Realtime SPF patching is easy to understand also.

Every time a DMARC report arrives, the report is parsed, then the IP is tested to determine if this is a Valid Failure (truly forged or hacked email) or a Broken ESP Failure. In the 2nd case, a custom SPF record for site is modified to immediately include the missing IP block.

The longer DMARC reports are generated for a site, the more corrected the SPF record, resulting in IP/site reputation and deliverability.

11. Fix: DKIM Breakage

This one is very tough, as there is no fix.

DKIM signing occurs inside each ESP MTA system, so if DKIM signing is broken, there’s no fixing the problem.

In your DMARC reports, if you see 100% SPF pass along with 100% DKIM fail, the you must do the following or your site reputation will be lost, maybe for a very long time.

  1. Stop sending email. In fact anytime you get a DMARC report storm, do not send another email till the problem is resolved, if preserving your IP/site reputation and email deliverability is essential to your income.

  2. Open a ticket with the offending ESP to fix the problem.

  3. If they refuse to fix the problem, you must fire them, switching ESPs. Unfortunately most ESP tickets I’ve opened receive a canned response that the ESP system software is perfect, so no fix will be done, then the ticket is closed.

  4. If the ESP actually has staff smart enough to determine there is a problem, then smart enough to fix the problem, great! After they update the ticket saying the problem is fixed, initiate an email from your ESP to a DMARC test tool to verify the problem really is fixed.

  5. Then send out a small test mailing. Wait a day. Verify your DMARC reports clear (no longer received) showing this problem.

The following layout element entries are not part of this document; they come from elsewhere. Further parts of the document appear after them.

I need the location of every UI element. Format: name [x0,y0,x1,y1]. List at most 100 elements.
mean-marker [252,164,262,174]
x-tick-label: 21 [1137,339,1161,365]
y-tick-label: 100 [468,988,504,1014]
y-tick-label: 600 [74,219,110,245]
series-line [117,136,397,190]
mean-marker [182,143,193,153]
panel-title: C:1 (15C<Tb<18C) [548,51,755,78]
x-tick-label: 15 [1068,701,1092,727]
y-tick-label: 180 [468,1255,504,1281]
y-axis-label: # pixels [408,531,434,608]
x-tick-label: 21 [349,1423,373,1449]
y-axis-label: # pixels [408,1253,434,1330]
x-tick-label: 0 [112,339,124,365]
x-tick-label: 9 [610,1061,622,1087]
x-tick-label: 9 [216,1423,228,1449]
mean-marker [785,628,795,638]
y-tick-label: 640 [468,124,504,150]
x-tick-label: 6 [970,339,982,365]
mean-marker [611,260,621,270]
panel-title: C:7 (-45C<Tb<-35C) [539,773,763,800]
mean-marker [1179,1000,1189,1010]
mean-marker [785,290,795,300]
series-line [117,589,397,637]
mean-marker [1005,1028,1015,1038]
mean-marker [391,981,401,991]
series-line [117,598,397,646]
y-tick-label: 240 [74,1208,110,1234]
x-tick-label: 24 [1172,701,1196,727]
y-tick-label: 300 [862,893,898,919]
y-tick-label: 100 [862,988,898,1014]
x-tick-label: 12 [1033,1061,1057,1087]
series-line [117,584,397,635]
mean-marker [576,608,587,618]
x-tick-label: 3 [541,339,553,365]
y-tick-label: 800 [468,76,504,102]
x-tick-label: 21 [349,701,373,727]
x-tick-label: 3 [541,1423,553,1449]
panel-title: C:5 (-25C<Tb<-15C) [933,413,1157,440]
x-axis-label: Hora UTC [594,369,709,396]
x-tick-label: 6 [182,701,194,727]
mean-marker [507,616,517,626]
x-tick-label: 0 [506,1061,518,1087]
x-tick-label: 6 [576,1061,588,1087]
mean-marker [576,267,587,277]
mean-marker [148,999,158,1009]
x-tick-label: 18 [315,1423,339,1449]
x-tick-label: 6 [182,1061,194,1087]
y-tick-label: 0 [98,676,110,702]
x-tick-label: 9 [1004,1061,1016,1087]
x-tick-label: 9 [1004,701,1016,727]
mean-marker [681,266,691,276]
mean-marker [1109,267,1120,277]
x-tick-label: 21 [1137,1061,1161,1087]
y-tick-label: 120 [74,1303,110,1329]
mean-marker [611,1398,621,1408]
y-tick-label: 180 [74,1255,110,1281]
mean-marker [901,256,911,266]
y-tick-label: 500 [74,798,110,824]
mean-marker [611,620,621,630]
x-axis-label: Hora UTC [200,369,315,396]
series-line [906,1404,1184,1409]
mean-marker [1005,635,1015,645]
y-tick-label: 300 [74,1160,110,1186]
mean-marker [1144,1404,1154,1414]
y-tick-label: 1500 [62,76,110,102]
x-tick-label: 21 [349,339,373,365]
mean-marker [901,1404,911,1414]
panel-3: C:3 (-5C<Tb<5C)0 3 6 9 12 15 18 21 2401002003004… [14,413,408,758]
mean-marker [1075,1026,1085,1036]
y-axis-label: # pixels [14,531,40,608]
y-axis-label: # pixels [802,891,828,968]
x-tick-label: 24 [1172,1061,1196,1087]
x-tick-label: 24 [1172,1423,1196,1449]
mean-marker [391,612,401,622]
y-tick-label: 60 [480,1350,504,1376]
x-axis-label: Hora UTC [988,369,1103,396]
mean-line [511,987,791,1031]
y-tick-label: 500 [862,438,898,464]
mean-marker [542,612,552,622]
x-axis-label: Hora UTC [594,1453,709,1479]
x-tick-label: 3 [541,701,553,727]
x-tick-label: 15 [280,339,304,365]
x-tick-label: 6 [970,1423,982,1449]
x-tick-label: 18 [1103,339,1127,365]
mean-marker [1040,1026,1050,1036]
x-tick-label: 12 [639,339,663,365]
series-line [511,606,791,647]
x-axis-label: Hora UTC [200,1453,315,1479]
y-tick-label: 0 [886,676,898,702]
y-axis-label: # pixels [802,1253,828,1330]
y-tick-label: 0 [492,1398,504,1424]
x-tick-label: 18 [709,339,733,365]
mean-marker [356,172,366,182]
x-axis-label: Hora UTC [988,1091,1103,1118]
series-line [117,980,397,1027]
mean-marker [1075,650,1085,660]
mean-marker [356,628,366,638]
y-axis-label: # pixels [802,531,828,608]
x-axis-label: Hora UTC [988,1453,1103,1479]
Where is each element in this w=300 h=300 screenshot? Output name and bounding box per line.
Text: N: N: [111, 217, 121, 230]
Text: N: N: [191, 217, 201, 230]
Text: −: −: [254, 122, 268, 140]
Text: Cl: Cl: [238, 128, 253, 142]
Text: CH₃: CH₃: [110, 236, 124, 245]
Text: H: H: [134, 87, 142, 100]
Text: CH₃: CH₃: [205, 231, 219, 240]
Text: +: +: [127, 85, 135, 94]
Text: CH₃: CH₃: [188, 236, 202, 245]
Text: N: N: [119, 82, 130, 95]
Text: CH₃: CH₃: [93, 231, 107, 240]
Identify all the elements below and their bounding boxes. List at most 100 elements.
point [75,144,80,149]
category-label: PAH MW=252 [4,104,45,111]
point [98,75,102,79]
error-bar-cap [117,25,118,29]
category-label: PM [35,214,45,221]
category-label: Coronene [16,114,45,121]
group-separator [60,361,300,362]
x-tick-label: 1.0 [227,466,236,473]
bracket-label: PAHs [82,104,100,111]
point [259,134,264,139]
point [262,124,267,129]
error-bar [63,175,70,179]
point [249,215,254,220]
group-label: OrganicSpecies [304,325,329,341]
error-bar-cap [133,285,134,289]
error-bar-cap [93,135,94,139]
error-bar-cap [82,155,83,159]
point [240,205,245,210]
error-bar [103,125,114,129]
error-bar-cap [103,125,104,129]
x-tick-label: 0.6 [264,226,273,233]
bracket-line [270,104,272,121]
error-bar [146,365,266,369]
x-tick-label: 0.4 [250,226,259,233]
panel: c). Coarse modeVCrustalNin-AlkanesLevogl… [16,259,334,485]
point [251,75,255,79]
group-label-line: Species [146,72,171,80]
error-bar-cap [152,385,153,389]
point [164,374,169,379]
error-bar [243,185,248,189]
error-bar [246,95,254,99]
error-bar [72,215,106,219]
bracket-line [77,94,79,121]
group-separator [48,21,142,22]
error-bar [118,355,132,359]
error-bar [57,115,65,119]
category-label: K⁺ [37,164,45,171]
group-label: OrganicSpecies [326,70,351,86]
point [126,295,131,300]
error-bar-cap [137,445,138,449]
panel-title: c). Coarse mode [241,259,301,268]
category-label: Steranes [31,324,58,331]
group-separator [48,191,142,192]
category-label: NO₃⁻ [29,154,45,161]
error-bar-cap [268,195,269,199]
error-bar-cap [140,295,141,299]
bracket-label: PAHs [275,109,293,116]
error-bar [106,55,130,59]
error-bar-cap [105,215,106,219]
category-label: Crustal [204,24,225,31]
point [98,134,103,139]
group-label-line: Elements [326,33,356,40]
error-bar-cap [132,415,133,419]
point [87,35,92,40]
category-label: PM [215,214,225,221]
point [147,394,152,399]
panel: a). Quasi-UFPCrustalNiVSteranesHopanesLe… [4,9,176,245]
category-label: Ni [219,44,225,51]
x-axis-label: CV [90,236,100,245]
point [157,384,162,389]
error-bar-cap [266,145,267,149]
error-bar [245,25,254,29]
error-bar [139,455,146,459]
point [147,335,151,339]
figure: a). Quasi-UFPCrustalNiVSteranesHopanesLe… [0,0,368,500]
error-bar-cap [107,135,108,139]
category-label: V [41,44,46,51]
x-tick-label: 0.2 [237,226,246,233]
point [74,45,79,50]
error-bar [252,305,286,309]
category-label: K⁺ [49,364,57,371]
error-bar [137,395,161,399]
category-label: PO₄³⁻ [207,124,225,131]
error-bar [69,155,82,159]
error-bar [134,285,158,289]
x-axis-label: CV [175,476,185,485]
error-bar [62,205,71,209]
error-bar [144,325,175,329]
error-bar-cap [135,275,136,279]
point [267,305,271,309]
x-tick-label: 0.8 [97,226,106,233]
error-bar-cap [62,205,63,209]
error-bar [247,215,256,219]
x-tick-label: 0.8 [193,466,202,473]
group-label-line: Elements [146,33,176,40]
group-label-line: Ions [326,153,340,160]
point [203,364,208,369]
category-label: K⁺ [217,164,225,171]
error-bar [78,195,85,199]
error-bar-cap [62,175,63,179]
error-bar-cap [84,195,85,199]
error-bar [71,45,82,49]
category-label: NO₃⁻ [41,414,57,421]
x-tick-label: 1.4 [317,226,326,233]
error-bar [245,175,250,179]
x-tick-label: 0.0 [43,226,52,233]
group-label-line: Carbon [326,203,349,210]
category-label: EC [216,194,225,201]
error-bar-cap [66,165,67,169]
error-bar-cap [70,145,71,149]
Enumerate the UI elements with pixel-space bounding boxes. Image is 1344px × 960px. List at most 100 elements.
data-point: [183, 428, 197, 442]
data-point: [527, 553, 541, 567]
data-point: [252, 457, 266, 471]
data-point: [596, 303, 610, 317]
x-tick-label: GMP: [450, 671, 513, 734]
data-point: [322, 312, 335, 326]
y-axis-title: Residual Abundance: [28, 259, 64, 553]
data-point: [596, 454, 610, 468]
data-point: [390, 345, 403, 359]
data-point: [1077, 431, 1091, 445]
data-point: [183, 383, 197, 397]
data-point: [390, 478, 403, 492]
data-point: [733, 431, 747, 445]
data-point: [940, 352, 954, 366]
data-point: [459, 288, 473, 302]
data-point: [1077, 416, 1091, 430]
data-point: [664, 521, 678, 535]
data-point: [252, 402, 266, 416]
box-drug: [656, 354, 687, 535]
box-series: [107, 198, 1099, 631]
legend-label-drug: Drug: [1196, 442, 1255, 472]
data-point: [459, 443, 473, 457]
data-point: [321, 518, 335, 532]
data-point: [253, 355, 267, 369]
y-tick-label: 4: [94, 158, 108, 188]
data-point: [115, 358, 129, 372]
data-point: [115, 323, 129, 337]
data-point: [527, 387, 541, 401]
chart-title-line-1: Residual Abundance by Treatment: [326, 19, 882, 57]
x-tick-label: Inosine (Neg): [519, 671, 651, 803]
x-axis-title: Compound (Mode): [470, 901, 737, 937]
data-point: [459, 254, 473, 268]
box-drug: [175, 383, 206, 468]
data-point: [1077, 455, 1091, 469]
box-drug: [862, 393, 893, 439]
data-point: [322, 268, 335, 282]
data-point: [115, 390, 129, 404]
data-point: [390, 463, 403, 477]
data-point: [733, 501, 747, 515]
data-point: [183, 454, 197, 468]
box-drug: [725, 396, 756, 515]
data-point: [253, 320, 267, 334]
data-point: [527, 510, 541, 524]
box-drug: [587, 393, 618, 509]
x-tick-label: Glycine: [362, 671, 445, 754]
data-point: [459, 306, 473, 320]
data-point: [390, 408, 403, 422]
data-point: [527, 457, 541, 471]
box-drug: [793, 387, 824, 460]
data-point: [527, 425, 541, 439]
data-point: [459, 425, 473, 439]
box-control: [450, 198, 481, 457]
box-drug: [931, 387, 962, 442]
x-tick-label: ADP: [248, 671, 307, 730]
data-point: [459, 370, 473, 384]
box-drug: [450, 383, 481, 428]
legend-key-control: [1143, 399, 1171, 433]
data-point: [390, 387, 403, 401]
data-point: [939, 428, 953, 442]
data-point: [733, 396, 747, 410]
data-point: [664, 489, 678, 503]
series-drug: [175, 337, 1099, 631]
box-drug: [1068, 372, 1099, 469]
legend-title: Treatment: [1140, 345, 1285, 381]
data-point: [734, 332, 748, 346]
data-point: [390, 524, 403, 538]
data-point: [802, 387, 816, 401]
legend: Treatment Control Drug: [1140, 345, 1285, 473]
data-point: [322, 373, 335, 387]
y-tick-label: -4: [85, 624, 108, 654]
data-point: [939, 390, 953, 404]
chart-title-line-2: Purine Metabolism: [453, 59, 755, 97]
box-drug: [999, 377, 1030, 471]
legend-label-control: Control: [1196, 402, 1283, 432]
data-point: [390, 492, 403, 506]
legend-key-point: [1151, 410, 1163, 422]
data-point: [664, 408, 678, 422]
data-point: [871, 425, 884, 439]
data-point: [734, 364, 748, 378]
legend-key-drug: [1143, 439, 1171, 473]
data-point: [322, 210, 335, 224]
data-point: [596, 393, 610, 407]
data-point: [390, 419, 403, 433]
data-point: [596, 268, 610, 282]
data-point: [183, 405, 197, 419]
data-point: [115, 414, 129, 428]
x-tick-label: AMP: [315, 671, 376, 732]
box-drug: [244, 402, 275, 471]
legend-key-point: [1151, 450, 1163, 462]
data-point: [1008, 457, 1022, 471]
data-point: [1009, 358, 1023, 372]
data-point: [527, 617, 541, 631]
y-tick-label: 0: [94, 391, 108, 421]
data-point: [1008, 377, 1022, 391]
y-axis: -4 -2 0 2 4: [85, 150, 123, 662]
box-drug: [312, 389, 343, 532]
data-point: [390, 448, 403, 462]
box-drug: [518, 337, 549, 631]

  6. Then resume normal operations.

12. Fix: Other Breakage

Other breakage occurs which is beyond the scope of this discussion.

Company principles are served to research…​

  1. Offer Breakage - Breaking formatting rules which cause content filters to classify messages as SPAM.

  2. Realtime URL Checking - When sending messages containing any clickable links (URLs) blacklist authorities should be checked in realtime. If any URL in the offer is blacklisted, the offer can’t be send else your reputation may be destroyed. If an offer URL becomes blacklisted, during a mail send, then the mail send must be terminated immediately, else your reputation may be destroyed.

  3. Fast Stable Hosting - If visitors arrive at one of your landing pages showing a blank page, Apache error, Database error or simply serve content slow, then your conversions will circle the drain.

  4. Avoid Landing Page Services - If you’re running traffic to a page, where your financial life depends on visitors seeing this content 100% of the time, you must self host your landing pages. This is the only way to avoid the constant slowness and crashes of Landing Page Services.

  5. Avoid 3rd Party Callouts - If you’re running traffic to an opt-in page, then the actual opt-in occurs into a CRM or Email Marketing System off your site, every time this 3rd Party site is slow, your site will crash. Every time this 3rd Party site is down, your site may crash or you’ll just lose all your opt-ins. The fix for this is always capture opt-ins on your site, then constantly sync your contacts (onsite opt-ins) with your 3rd party system(s), till all API calls return success for each new contact addition.

There are others. The list expands every day.

Best for your CTO to stay on top of tech, rolling in fixes as required for your specific business model.